When I interviewed D209 administrators a few years ago, the consensus was that a required-for-graduation course on Black history was not necessary, because Black history and culture had already been integrated into American History and English Literature courses.
But that, argued D209 board member Rodney Alexander and PTMAN Chairman Reginald Saffo, was not enough. Hispanics brought with them their religion, language and culture when they crossed the Rio Grande and headed north.
When Africans were brought here in the Middle Passage, all of that was taken away, with lasting effects to this day. That’s why, Alexander and Saffo argued, a course on Black history not only needs to be taught at Proviso East but should be required for graduation, even though Hispanics now comprise the majority at the school. According to the Illinois Report Card from the 2019-2020 school year, about 59% of District 209 students are Latino, 36% are Black and 2% are white.
That is also why Supt. James Henderson made getting a required Black history course into the high school curriculum a top priority when he became the D209 superintendent about two years ago. To that end he assembled a group including professionals, community leaders, ministers from PTMAN, and people like Barbara Cole, founder of the Maywood Youth Mentoring Program.
After exploring options the group recommended adoption of a program called BH365.
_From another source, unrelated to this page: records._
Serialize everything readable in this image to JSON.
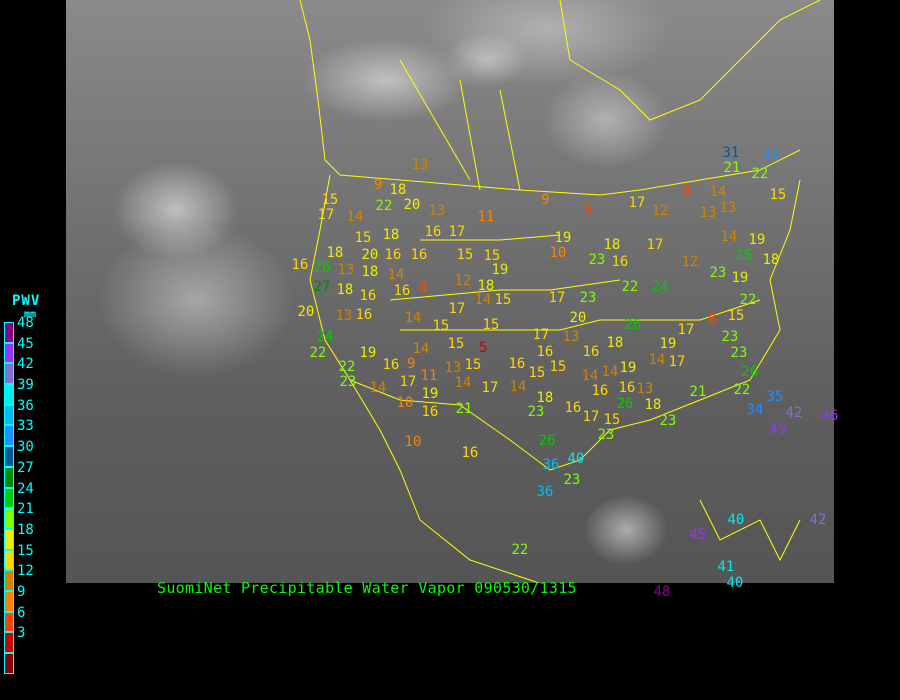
{
  "caption": "SuomiNet Precipitable Water Vapor 090530/1315",
  "legend": {
    "title": "PWV",
    "unit": "mm",
    "bins": [
      {
        "label": "48",
        "color": "#8b008b"
      },
      {
        "label": "45",
        "color": "#9b30ff"
      },
      {
        "label": "42",
        "color": "#8470d0"
      },
      {
        "label": "39",
        "color": "#00eeee"
      },
      {
        "label": "36",
        "color": "#00bfee"
      },
      {
        "label": "33",
        "color": "#1e90ff"
      },
      {
        "label": "30",
        "color": "#005a96"
      },
      {
        "label": "27",
        "color": "#008b00"
      },
      {
        "label": "24",
        "color": "#00cd00"
      },
      {
        "label": "21",
        "color": "#7fff00"
      },
      {
        "label": "18",
        "color": "#eeee00"
      },
      {
        "label": "15",
        "color": "#ffd700"
      },
      {
        "label": "12",
        "color": "#cd8500"
      },
      {
        "label": "9",
        "color": "#ff8000"
      },
      {
        "label": "6",
        "color": "#ff4500"
      },
      {
        "label": "3",
        "color": "#cd0000"
      },
      {
        "label": "",
        "color": "#8b0000"
      }
    ]
  },
  "map": {
    "border_color": "#ffff00",
    "station_values": [
      "13",
      "9",
      "18",
      "22",
      "20",
      "13",
      "15",
      "17",
      "14",
      "11",
      "9",
      "6",
      "8",
      "14",
      "21",
      "22",
      "15",
      "13",
      "13",
      "17",
      "12",
      "15",
      "18",
      "16",
      "17",
      "16",
      "26",
      "18",
      "20",
      "16",
      "16",
      "15",
      "15",
      "19",
      "10",
      "19",
      "23",
      "16",
      "18",
      "17",
      "12",
      "23",
      "14",
      "19",
      "18",
      "13",
      "18",
      "14",
      "16",
      "8",
      "12",
      "18",
      "27",
      "18",
      "16",
      "14",
      "15",
      "23",
      "22",
      "24",
      "19",
      "22",
      "20",
      "13",
      "16",
      "14",
      "17",
      "15",
      "15",
      "17",
      "20",
      "13",
      "17",
      "24",
      "22",
      "19",
      "14",
      "15",
      "5",
      "16",
      "16",
      "18",
      "26",
      "19",
      "14",
      "17",
      "17",
      "8",
      "15",
      "23",
      "23",
      "22",
      "23",
      "16",
      "9",
      "13",
      "15",
      "16",
      "15",
      "15",
      "14",
      "16",
      "19",
      "14",
      "17",
      "11",
      "14",
      "17",
      "14",
      "14",
      "18",
      "19",
      "16",
      "13",
      "26",
      "10",
      "16",
      "21",
      "23",
      "16",
      "17",
      "15",
      "18",
      "23",
      "21",
      "22",
      "26",
      "35",
      "34",
      "42",
      "45",
      "46",
      "10",
      "16",
      "26",
      "36",
      "40",
      "23",
      "36",
      "23",
      "22",
      "45",
      "40",
      "42",
      "41",
      "40",
      "48",
      "31",
      "33",
      "25"
    ]
  }
}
I have a Master of Arts in Teaching degree and in a former life taught social studies for three years. In my judgment, the Black history course with its textbook BH365 is a good one. I sat in a classroom where the course was being taught and the students were engaged.
I am a member of a minority cohort, the disability community, which comprises 12.7% of this country’s population under 65. If you include old codgers like me, you’re talking about one in four.
I’ll bet a hundred dollars that you didn’t know who Justin Dart was. He’s the equivalent of Dr. King in the disability rights movement. Talk about a victimized minority. Talk about an under-told story.
When you talk about a victimized group, it’s easy to get into a “one-downsmanship” exchange. Who was treated worse? Blacks, people with disabilities, women, Native Americans, LGBTQ+, Italians, Irish, Jews all experienced discrimination. Some assimilated because they were considered white. Although I’m white, my blue walker and slurred speech make it impossible for me to “pass” as being “normal.”
What I’m advocating is not pity from anyone, and I’m not pushing for separate courses on all of the above. I don’t mind the course Black History course as a temporary affirmative action tactic. I took a Negro History course at Tuskegee Institute in 1968 and found it helpful.
But my goal is integration. I suppose you can argue that integration is impossible until equity is achieved, but I don’t want to wait that long.
I think Dr. Nicole Howard and the other D209 administrators who had already integrated Black history and culture in the district’s American History and English literature classes were pursuing a better way forward.
Franklin Delano Roosevelt was never pictured in a wheelchair. Seventy years later, we have no problem watching Tammy Duckworth wheel around the capitol.
“Implementing a full course,” wrote Bishop Saffo to Dr. Howard, “would cast a light on our [Black] experience in this nation and explain the complexities of how we survived and made great strides against all odds. Moreover, we and all students would benefit from the lessons that would emerge from our history. Ours is an American story of triumph over tragedy.”
Amen, Dr. Saffo, and so would courses on persons with disabilities, women, Natives, and LGBTQ, in addition to all the STEM courses, competence in which is necessary for scoring above average on achievement exams.
I for one don’t want the spotlight shining on me. What I want is to be part of the group picture.
The Chamber of Commerce here lets me lead the prayer at the monthly luncheon even though they have to work a little harder to understand my slurred speech. They encourage me to do it, not because I’m special but simply because I’m part of the team.